To see how we’ve reached this strange pass, you have to start with the law of free speech as applied to government employees. In 1968's Pickering v. Board of Education, the Supreme Court said, reasonably enough, that determining the speech rights of a government employee requires balancing the employees interests “as a citizen, in commenting upon matters of public concern” and the state interest “as an employer” and doing its job. So far, so good.

But in a 2006 case, Garcetti v. Ceballos, the court said that when a government employee was acting within the scope of his employment, it didn't matter if he was speaking on a matter of public concern at all: he could be punished by his employer.

Today’s case arose from pretty shocking facts that were certainly of public concern. Edward Lane, hired by Central Alabama Community College to direct a program for at-risk youth, discovered that a state legislator had a no-show job in the program. Against the advice of his boss, the college president, Lane fired the legislator -- then testified at her two federal criminal fraud trials. For his pains, Lane was fired from his job; unsurprisingly, he sued to be reinstated.

The U.S. Court of Appeals for the 11th Circuit rather astonishingly held against Lane and in favor of the community college. The court's reasoning followed the logic of the Garcetti case: it said that Lane was testifying in the course of his employment, and so his speech wasn't protected by the First Amendment even if it touched on a matter of public concern.

The justices today seemed prepared to overturn the 11th Circuit’s decision – but on what ground? One possibility would be to say simply that Lane wasn’t testifying in the course of his employment, because his job as director of the program didn't include testifying.

But another possibility, raised by the American Civil Liberties Union in its friend of the court briefs, and repeatedly aired by Justice Sonia Sotomayor in oral argument, would be for the court to lay down a general rule that any government employee testifying in court may not be punished or disciplined for the content of his testimony. As far as Sotomayor was concerned, the rule would make sense because it would tell employees that they couldn't be punished for telling the truth in court.

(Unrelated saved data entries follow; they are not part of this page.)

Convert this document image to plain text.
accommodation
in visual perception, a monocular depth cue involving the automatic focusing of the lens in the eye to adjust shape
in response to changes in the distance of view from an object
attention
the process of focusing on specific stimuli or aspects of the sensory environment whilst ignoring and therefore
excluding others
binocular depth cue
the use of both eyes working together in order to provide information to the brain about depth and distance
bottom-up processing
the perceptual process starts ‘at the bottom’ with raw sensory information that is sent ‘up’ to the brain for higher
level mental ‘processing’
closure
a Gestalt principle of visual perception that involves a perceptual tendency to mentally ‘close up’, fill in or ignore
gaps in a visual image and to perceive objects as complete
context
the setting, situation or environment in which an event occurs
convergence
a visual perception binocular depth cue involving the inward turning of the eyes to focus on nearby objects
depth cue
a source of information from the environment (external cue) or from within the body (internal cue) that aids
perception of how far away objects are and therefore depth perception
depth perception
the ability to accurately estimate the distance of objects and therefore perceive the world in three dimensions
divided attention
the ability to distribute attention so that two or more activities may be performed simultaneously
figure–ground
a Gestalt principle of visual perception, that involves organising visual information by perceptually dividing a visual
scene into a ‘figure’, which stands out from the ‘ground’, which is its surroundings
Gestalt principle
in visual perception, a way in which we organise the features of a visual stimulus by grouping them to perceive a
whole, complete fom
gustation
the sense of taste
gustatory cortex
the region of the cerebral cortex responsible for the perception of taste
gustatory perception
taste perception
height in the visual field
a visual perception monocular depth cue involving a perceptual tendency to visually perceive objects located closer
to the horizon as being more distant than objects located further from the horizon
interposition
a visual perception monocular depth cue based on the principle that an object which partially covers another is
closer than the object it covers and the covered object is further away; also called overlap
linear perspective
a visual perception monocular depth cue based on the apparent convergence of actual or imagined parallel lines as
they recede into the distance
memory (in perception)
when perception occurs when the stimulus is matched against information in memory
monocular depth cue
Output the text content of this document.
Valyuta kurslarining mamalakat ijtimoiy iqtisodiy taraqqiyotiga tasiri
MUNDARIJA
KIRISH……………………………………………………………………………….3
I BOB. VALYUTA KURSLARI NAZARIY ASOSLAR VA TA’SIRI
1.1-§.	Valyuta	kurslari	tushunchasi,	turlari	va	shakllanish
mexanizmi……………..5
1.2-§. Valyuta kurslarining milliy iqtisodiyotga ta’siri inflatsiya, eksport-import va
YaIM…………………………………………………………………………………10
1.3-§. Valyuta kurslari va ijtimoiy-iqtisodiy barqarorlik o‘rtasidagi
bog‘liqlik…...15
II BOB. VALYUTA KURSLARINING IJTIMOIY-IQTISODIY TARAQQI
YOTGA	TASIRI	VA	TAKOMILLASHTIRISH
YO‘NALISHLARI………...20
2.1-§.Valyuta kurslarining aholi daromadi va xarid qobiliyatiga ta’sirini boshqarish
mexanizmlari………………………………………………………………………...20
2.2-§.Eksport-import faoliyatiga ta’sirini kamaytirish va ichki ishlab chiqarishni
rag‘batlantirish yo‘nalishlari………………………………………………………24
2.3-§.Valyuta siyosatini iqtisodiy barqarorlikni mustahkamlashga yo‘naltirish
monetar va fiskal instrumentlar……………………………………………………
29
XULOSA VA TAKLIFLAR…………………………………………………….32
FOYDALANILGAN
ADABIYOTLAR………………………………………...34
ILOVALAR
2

The office of the solicitor general disagreed. Appearing as a friend of the court, Deputy Solicitor General Ian Gershengorn today said he would “strongly urge” the court not to make a general rule protecting testimony as free speech. The core of the government's argument was that police and other investigative personnel regularly testify as a central part of their employment. To render them immune from discipline for how they perform this aspect of the job, Gershengorn argued, would curtail the government's capacity to run its affairs efficiently, and would strike at the heart of the Garcetti ruling.

This objection touched on a fascinating aspect of testimony by government officials. Individually, those called to testify swear an oath, and are in principle obligated to tell the truth as individuals. Practically, of course, police appear as representatives of the government institution for which they work. It is in this sense accurate to say that they testify in the course of their employment. And if you are running the police department, it's natural enough to want to condition officers’ testimony on their own hopes of professional advancement.

Sotomayor pushed back: “But what kind of message are we giving when we're telling employees, [if] you're subpoenaed [for] any reason in a trial, go and tell a falsehood because otherwise you can be fired?” But Gershengorn replied plausibly enough that even in the Garcetti case the truth had been compromised. There, the court upheld punishment for an employee of the Los Angeles County District Attorney's Office after he wrote a memo to supervisors showing that the police had lied to get a search warrant and recommending dismissal of the case.

The problem, of course, is that the Garcetti decision was itself outrageous. There is no question that Sotomayor is right -- and yet the court isn’t going to go her way, or the ACLU’s, with a general rule. We’ve gone so far in thinking of the government as just another employer that we’ve forgotten it should be held to a higher standard. The earliest iterations of free speech included protections for statements in the courts and parliament. Regardless of who you work for, you should be free tell the truth in court without fear of repercussions.